Washington, D.C.

The first round of ACCESS Model Accepted Participants was released this week. We’ve talked about ACCESS a lot around the HTN offices, in the HTN Slack, and to our friends and loved ones who only seem to reply with sighs and grimaces.

My take, for what it’s worth, is that:

  1. It is hard to save money on health care due to Baumol’s cost disease and the fact that all the interested parties will suffer consequences from any reductions in health care spending, which inevitably translate into some combination of lower revenue, less access, or worse quality.

  2. If we want to avoid raising taxes or reducing benefits, we need AI (or some other technology) to help us solve the productivity problem and/or change the calculus of these interested parties.

  3. I have some, what I think is, healthy skepticism that AI is going to necessarily enable infinite healthcare, or fully automated luxury communism health care.

  4. But this is precisely the sort of thing we want the CMS Innovation Center to test!

The CMS Innovation Center describes its mission as:

The CMS Innovation Center develops and tests health care payment and service delivery models to improve patient care, lower costs, and align payment systems to promote patient-centered practices.

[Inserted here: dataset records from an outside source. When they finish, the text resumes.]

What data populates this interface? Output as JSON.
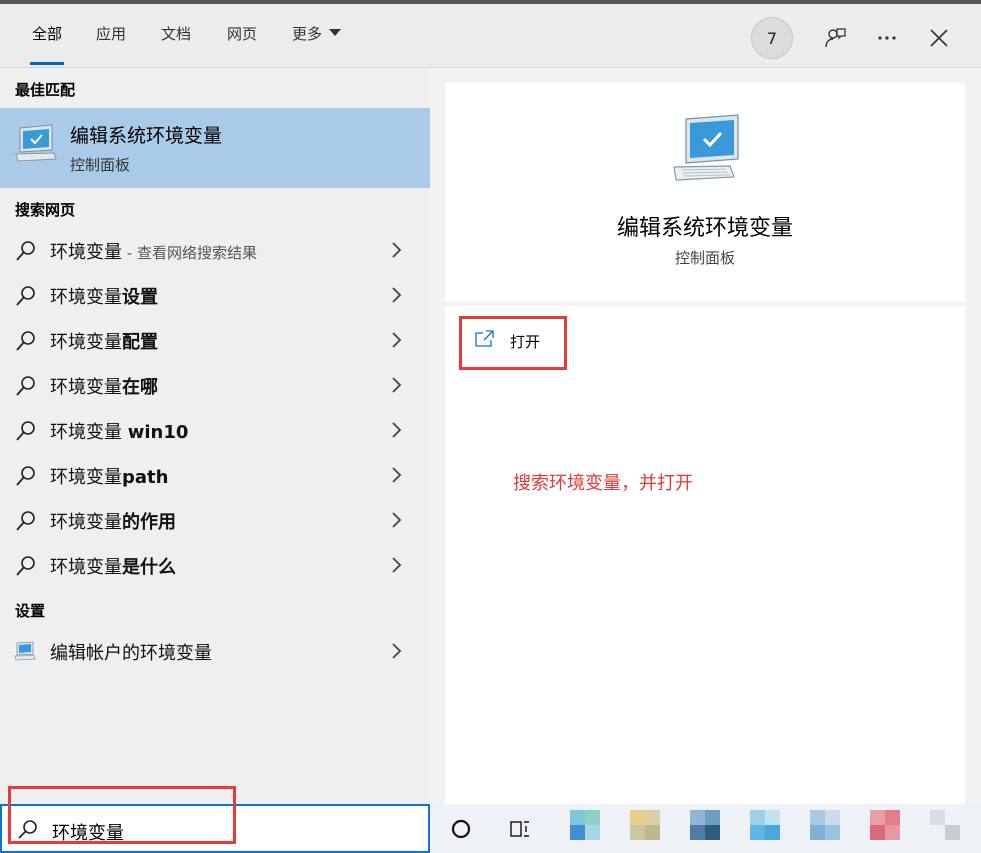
{
  "tabs": [
    {
      "label": "全部"
    },
    {
      "label": "应用"
    },
    {
      "label": "文档"
    },
    {
      "label": "网页"
    },
    {
      "label": "更多"
    }
  ],
  "header": {
    "badge_count": "7"
  },
  "sections": {
    "best_match": "最佳匹配",
    "search_web": "搜索网页",
    "settings": "设置"
  },
  "best_match": {
    "title": "编辑系统环境变量",
    "subtitle": "控制面板"
  },
  "web_results": [
    {
      "prefix": "环境变量",
      "bold": "",
      "sub": " - 查看网络搜索结果"
    },
    {
      "prefix": "环境变量",
      "bold": "设置",
      "sub": ""
    },
    {
      "prefix": "环境变量",
      "bold": "配置",
      "sub": ""
    },
    {
      "prefix": "环境变量",
      "bold": "在哪",
      "sub": ""
    },
    {
      "prefix": "环境变量 ",
      "bold": "win10",
      "sub": ""
    },
    {
      "prefix": "环境变量",
      "bold": "path",
      "sub": ""
    },
    {
      "prefix": "环境变量",
      "bold": "的作用",
      "sub": ""
    },
    {
      "prefix": "环境变量",
      "bold": "是什么",
      "sub": ""
    }
  ],
  "settings_results": [
    {
      "label": "编辑帐户的环境变量"
    }
  ],
  "detail": {
    "title": "编辑系统环境变量",
    "subtitle": "控制面板",
    "open_label": "打开",
    "annotation": "搜索环境变量，并打开"
  },
  "search": {
    "query": "环境变量"
  },
  "colors": {
    "accent": "#0067c0",
    "selected_bg": "#a9cbe8",
    "annotation_red": "#e8393b"
  }
}
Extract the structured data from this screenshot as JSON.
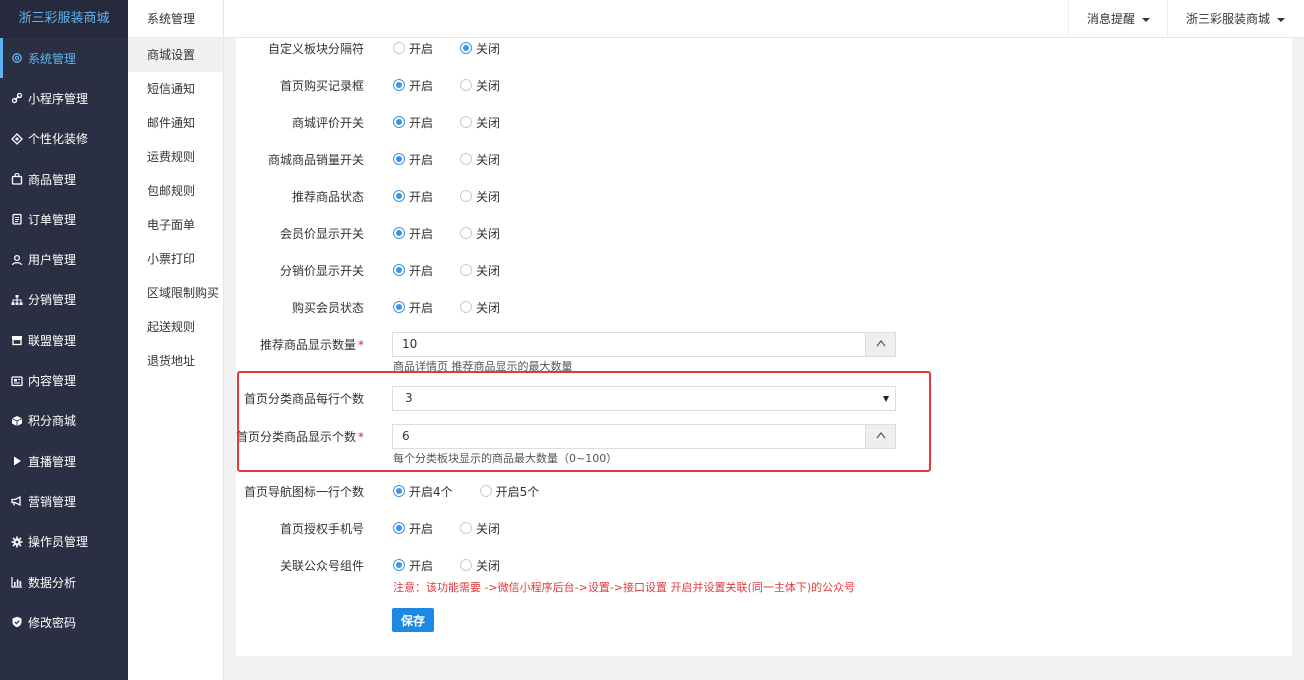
{
  "brand": "浙三彩服装商城",
  "nav": [
    {
      "label": "系统管理",
      "icon": "gear-icon",
      "active": true
    },
    {
      "label": "小程序管理",
      "icon": "link-icon"
    },
    {
      "label": "个性化装修",
      "icon": "diamond-icon"
    },
    {
      "label": "商品管理",
      "icon": "bag-icon"
    },
    {
      "label": "订单管理",
      "icon": "clipboard-icon"
    },
    {
      "label": "用户管理",
      "icon": "user-icon"
    },
    {
      "label": "分销管理",
      "icon": "sitemap-icon"
    },
    {
      "label": "联盟管理",
      "icon": "store-icon"
    },
    {
      "label": "内容管理",
      "icon": "news-icon"
    },
    {
      "label": "积分商城",
      "icon": "cube-icon"
    },
    {
      "label": "直播管理",
      "icon": "play-icon"
    },
    {
      "label": "营销管理",
      "icon": "megaphone-icon"
    },
    {
      "label": "操作员管理",
      "icon": "cog-icon"
    },
    {
      "label": "数据分析",
      "icon": "bar-chart-icon"
    },
    {
      "label": "修改密码",
      "icon": "shield-icon"
    }
  ],
  "subnav": {
    "title": "系统管理",
    "items": [
      "商城设置",
      "短信通知",
      "邮件通知",
      "运费规则",
      "包邮规则",
      "电子面单",
      "小票打印",
      "区域限制购买",
      "起送规则",
      "退货地址"
    ]
  },
  "topbar": {
    "notify": "消息提醒",
    "store": "浙三彩服装商城"
  },
  "form": {
    "on": "开启",
    "off": "关闭",
    "rows": [
      {
        "label": "自定义板块分隔符",
        "value": "off"
      },
      {
        "label": "首页购买记录框",
        "value": "on"
      },
      {
        "label": "商城评价开关",
        "value": "on"
      },
      {
        "label": "商城商品销量开关",
        "value": "on"
      },
      {
        "label": "推荐商品状态",
        "value": "on"
      },
      {
        "label": "会员价显示开关",
        "value": "on"
      },
      {
        "label": "分销价显示开关",
        "value": "on"
      },
      {
        "label": "购买会员状态",
        "value": "on"
      }
    ],
    "recommend_count": {
      "label": "推荐商品显示数量",
      "value": "10",
      "hint": "商品详情页 推荐商品显示的最大数量"
    },
    "per_row": {
      "label": "首页分类商品每行个数",
      "value": "3"
    },
    "category_count": {
      "label": "首页分类商品显示个数",
      "value": "6",
      "hint": "每个分类板块显示的商品最大数量（0~100）"
    },
    "nav_icons": {
      "label": "首页导航图标一行个数",
      "opt1": "开启4个",
      "opt2": "开启5个",
      "value": "opt1"
    },
    "auth_phone": {
      "label": "首页授权手机号",
      "value": "on"
    },
    "official_account": {
      "label": "关联公众号组件",
      "value": "on",
      "warning": "注意：该功能需要 ->微信小程序后台->设置->接口设置 开启并设置关联(同一主体下)的公众号"
    },
    "save": "保存"
  },
  "colors": {
    "sidebar": "#2b2f43",
    "accent": "#5eb4f2",
    "primary": "#1e88e5",
    "highlight": "#e53935",
    "warning": "#e4393c"
  }
}
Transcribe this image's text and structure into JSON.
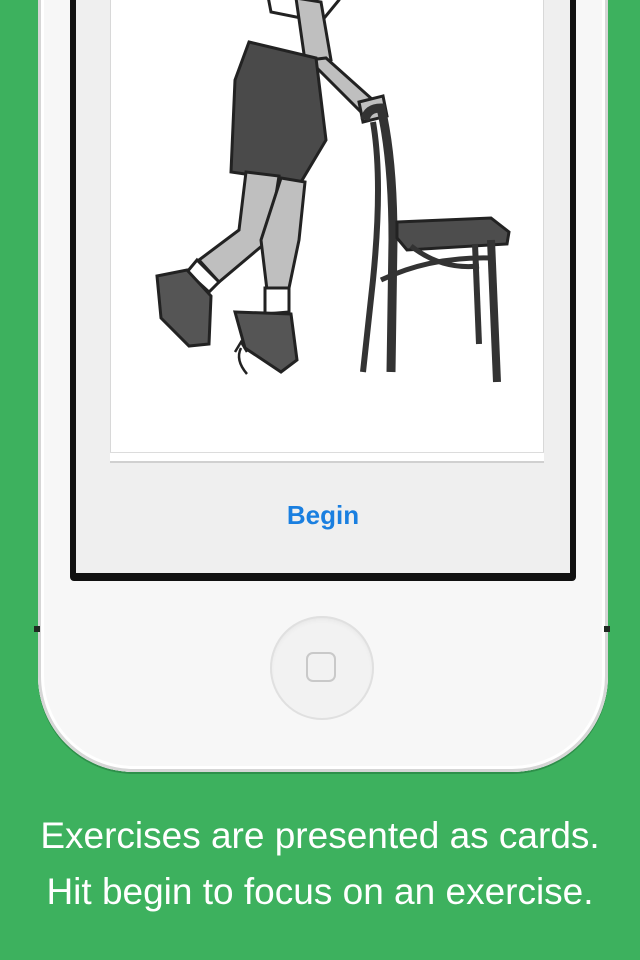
{
  "screen": {
    "begin_label": "Begin"
  },
  "caption": {
    "line1": "Exercises are presented as cards.",
    "line2": "Hit begin to focus on an exercise."
  },
  "illustration": {
    "description_icon": "person-holding-chair-leg-raise-illustration"
  },
  "colors": {
    "background": "#3db15e",
    "accent": "#1a7fe0"
  }
}
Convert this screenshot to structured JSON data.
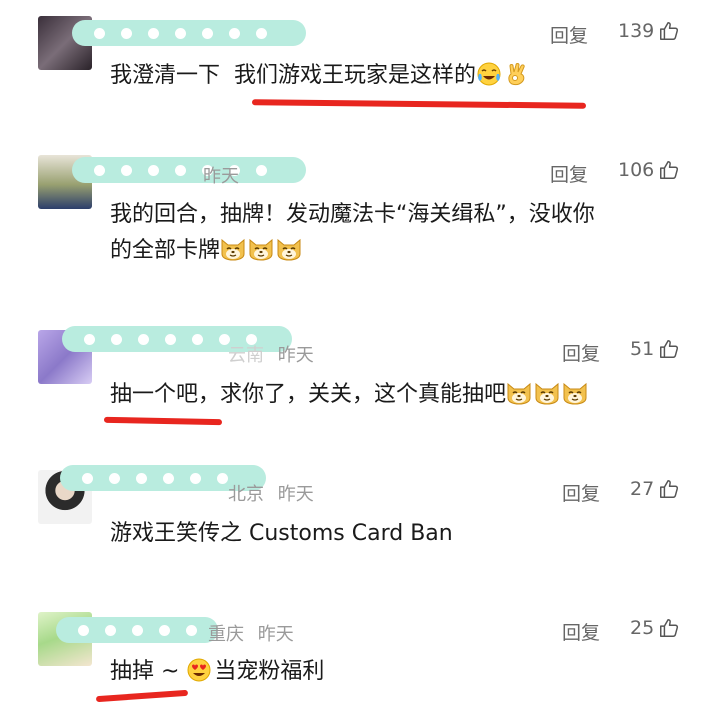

I say this in the most laudatory way, but CMMI is a very American attempt to resolve the tension in the Gallup poll I screenshotted above. Should the government raise revenue or reduce costs? The American people pretty decisively say no, so we created CMMI to try to come up with a third option.

Looking through the list, I was pleasantly surprised by the number of companies that raised their hands for what seems like a sort of Project Hail Mary1. I think we’ll still end up having to either raise taxes or reduce benefits, but I think it’s cool that we’re trying, and the expected value, despite the low probability, is still very high because we spend so much on health care.

Elsewhere in Washington:

State Capitols

An idea you hear sometimes is that health insurance should work more like car insurance. Usually, the person advancing this argument is mostly talking about the ACA’s essential benefits, comparing health insurance paying for annual physicals to car insurance paying for an oil change.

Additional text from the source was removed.